For each disease and trait, we calculated the genetic risk of each sample based on the polygenic multiplicative OR model that each risk-allele has multiplicative effect on the overall disease susceptibility[35]. We calculated the risk by multiplying the genotype ORs of all SNP markers of the disease, then rooting by the number of the SNPs used, assuming an independent combinatorial effect of the SNPs. The genetic risks were calculated for individual samples of Macau, CHB and CHS populations with the “Chinese-relevant SNP panels” (Supplementary Fig. S4). If population-relevant ORs were unavailable, the ORs of Caucasians were used. The genetic risks of EUR and AMR populations were calculated with the “Caucasian-relevant SNP panels” (Supplementary Fig. S4).

For the traits associated with influenza infection, the SNP markers and their ORs were developed based on Southern Chinese population mainly (Supplementary Table S1c). We used these markers and OR values for calculating the genetic risk of both Chinese (Macau and mainland Chinese) and Caucasian (EUR and AMR).

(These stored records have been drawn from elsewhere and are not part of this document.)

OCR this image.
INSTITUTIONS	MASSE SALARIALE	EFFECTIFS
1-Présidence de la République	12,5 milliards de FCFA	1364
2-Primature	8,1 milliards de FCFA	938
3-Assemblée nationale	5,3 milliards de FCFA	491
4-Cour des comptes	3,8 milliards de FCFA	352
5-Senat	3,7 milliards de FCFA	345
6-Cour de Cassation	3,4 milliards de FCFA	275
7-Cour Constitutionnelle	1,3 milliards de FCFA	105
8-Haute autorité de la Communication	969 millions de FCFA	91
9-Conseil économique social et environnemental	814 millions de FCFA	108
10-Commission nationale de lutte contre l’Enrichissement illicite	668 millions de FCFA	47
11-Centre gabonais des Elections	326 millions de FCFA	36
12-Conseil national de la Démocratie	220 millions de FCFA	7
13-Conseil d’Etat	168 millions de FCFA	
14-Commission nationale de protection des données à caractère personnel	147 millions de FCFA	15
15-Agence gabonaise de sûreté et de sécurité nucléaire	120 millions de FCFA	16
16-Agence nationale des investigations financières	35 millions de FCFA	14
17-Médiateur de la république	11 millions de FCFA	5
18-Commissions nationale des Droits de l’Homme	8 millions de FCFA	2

Disease risk categorisation

The population-distribution and categorisation of the genetic risks of Macau samples were performed by REGENT (Risk Estimation for Genetic and Environmental Traits)[22,23]. In brief, for each disease, the case-control sample sizes of the corresponding SNP discovery studies, ORs and risk-allele frequencies of the SNP markers (Supplementary Fig. S4) and diseases prevalence (Supplementary Fig. S2) were input into REGENT. The programme then computed the confidence intervals of risk estimates, and allocated the samples into the risk categories of “reduced”, “average”, “elevated” and “high”.

Statistical analysis

Statistical analysis was conducted using SigmaPlot 13 (Systat Software, Inc). To compare disease risks among populations, Kruskal-Wallis one-way analysis of variance tested were used, with post-hoc pairwise comparisons performed by Dunn’s method. For diseases with one SNP marker, χ2 tests were performed with post-hoc analyses carried out using the Ransacking method[36].

The datasets generated during and/or analysed during the current study are available from the corresponding authors on reasonable request.